2012 yılının Ağustos ayıydı. Eski Yugoslavya’nın dağılmış Cumhuriyetlerini ziyarete gitmiştim.Bosna Hersek yakınlarında gazi ve derviş dedelerimiz tarafından yaptırılmış Alperenler Tekkesini ziyaret ediyordum.Ramazan ayıydı.Tekkenin bulunduğu yer, adeta ; bir tabiat harikasıydı.Dağdan aşağıya dökülen sular , bir şelale oluşturmuş , Tekkenin eski sahiplerine , sanki ; doğal klima görevi yapıyordu.Tekkede bulunan Çilehanenin camının açıldığı cephe , şelale halinde dağdan dökülen suların yere çarptığı noktada , kocaman bir 400 yıllık Hu yazısıyla karşılaşıyordu.Yere çarpan sular Çilehanenin camından, sıcak yaz günü cennetten gelen bir esinti gibi , içeride bulunanları serinletirken, ’’Hu ‘’yazısı da sıkıntı ve elem içinde bunalmış ruhlara bir esinti oluyordu. ‘’Hu ‘’ demek , ‘’ Allah ‘’demekti. 400 – 500 yıl önce buralara at sırtında gelen evladı fatihanın bu topraklarda bıraktığı izleri görmek , vatan hasretini gidermek demekti.
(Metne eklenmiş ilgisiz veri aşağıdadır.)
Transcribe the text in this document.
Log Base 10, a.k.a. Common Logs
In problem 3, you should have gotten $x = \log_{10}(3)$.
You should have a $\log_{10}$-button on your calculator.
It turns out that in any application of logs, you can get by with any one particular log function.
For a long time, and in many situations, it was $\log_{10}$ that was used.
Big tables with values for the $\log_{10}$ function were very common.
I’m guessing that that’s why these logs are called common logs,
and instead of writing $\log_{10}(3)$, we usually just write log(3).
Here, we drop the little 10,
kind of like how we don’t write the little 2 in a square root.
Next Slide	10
Gördüğümde içimi acıtan , beni çok büyük yalnızlığa iten bir şey vardı ki ; bu tekkenin kapısında zafer işareti yapan ve benimle birlikte buralara turistik seyahate gelmiş ve babası asker olan , ancak; kendisi daha kundakta bir bebekken vatan ve bayrak düşmanı pkk tarafından, babası şehit edilmiş 18 yaşındaki delikanlı , annesi ile lahuti ( ilahi) bir fotoğraf çektiriyordu.
Böyle bir fotoğrafın içerisinde, yine bizim ile birlikte bu topraklara gelmiş ancak ; Türklük şuurundan mahrum bazı dost ve arkadaşlar , ramazan günü ecdadımızın bu hatırasına ve kayalarda yazılı bulunan Hu (Allah) yazısına adeta tükürürcesine , rakı masasını kurmuş içinde bulunduğumuz ramazan ayının maneviyatından habersiz , Türklük şuurundan bigane , tarihe sadece masal gözüyle bakan cahilane tavırlarıyla , ‘’-Hocam buranın meşhur içkisi neydi ? ‘’ diye sorabilecek kadar değerlerinden kopmuş bir yaşam tarzı sergiliyorlardı. Bu gençler karşısında, sadece; utanç hissediyordum .Öyle ki ; bu gençler , bu topraklarda varolan boynu bükük minareleri gördüğünde üzülecekleri yerde’’ – Hocam bizim burada ne işimiz vardı?’’ , diyebilecek kadar özünden kopuk ve zavallı insanlardı.Bu insanlara kızamıyor , sadece ; acıyordum. Cahildiler , neyi bilmediklerini dahi bilmiyorlardı, ama; biz ‘’her şeyi biliyoruz’’ diyorlardı.
Manastırı ziyaretimizde Atatürk’ün okuduğu Manastır Askeri Lisesini ziyaret yerine , çarşıda parfüm almayı önemseyecek kadar vurdumduymaz ve aymazdılar. ‘’-Resneli Niyazi kimdi?’’ Diye soracak kadar tarihten bihaberdiler.
İşte bu söz ettiğimiz insanlar ;’’baba ver yiyeyim , baba öl yiyeyim’’ veya babam ölsün de yiyeyim düşüncesinde , bir nesildiler.Böyle bir neslin ortasında nefes almak, oksijensiz bir odada , kendini zorlamak gibi bir şeydi.O yüzden olsa gerek ki ,Kur’an ; Hz. İbrahim için ; ‘’O , tek başına yürüyen bir Milletti ‘’der.